“Sir, let it alone this year also, until I dig around it and put on manure.” –Luke 13:8
When life is hard – when everything seems to be going wrong – how can we think about our circumstances in a way that protects us from being gripped by anxiety, bitterness, or hopeless despair? Consider the following fictional scenario:
Kate’s sweet and thoughtful daughter Akira has been invaded by the body snatchers. Or maybe just a wicked case of teenage hormones from the fiery nether regions. Akira’s constant put downs and outright contempt drag Kate into the pit of despair. Every night, she tosses and turns, wracked with anxiety over the state of the relationship. Every morning, she kicks herself, knowing today will not be the day she has enough energy to sign up for the volunteer project she’s been avoiding.
Is there anything Kate could be doing differently? For months now, she’s been begging God to change Akira’s heart, to no avail. “Could it be, Lord, she prayed, that You are using Akira to change something in me??”
One day, in her quiet time, she came across a parable that confirmed her suspicions.
And he told this parable: “A man had a fig tree planted in his vineyard, and he came seeking fruit on it and found none. And he said to the vinedresser, ‘Look, for three years now I have come seeking fruit on this fig tree, and I find none. Cut it down. Why should it use up the ground?’
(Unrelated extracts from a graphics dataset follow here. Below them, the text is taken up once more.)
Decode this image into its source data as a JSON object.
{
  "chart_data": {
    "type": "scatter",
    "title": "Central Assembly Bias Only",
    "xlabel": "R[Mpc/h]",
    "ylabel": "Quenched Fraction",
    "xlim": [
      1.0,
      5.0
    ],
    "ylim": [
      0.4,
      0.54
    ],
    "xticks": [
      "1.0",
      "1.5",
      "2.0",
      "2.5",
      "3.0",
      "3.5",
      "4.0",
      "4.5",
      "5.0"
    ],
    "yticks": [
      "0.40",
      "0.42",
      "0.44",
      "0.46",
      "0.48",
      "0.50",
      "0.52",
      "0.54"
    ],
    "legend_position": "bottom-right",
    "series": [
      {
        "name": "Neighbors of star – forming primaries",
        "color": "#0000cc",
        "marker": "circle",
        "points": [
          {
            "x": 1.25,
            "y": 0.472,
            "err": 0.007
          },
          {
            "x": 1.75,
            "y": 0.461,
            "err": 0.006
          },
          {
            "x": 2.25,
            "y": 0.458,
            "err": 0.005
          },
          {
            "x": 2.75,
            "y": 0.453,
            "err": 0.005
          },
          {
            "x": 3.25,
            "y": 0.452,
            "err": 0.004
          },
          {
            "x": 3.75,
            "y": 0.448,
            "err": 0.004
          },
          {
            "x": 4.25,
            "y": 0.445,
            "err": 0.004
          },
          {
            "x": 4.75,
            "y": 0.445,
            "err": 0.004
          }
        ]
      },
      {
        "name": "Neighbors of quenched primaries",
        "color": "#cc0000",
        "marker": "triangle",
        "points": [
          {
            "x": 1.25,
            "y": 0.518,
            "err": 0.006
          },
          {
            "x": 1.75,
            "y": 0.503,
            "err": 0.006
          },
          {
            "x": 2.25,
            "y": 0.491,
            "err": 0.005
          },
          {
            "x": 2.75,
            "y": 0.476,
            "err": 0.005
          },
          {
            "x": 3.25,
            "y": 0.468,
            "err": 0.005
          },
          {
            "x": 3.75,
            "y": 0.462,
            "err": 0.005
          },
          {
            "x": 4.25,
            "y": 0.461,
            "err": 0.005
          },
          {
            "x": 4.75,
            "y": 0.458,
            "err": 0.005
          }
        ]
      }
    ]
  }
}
And he answered him, ‘Sir, let it alone this year also, until I dig around it and put on manure. Then if it should bear fruit next year, well and good; but if not, you can cut it down.’” – Luke 13:6-9
Immediately Kate felt a prick in her conscience – first about the volunteer work she’d been avoiding, but also about how complacent she’d been in ‘seeking first the kingdom of God and his righteousness’. In the margins of her Bible she wrote, “The vinedresser was caring, patient and wise! He knew exactly what conditions were necessary to produce fruit. So, he put on manure. He put on manure!”
As if with a new set of eyes, Kate thought about Akira’s hostility. Before, all she could see was piles and piles of manure. But now she saw God’s hand in it – his merciful hand, patiently working to help her grow and experience the joy of bearing fruit! “God made me to be fruitful,” Kate wrote in her prayer journal. “But my fruit won’t mature if I let it be choked by ‘life’s worries, riches and pleasures.’ Lord, please help me persevere and ‘produce a good crop’”
What good fruit would grow in a garden without some high-quality fertilizer? What good fruit will God produce in us when we recognize His hand in stinky circumstances?
“Lord, please open my eyes to see your good purposes in hard times.”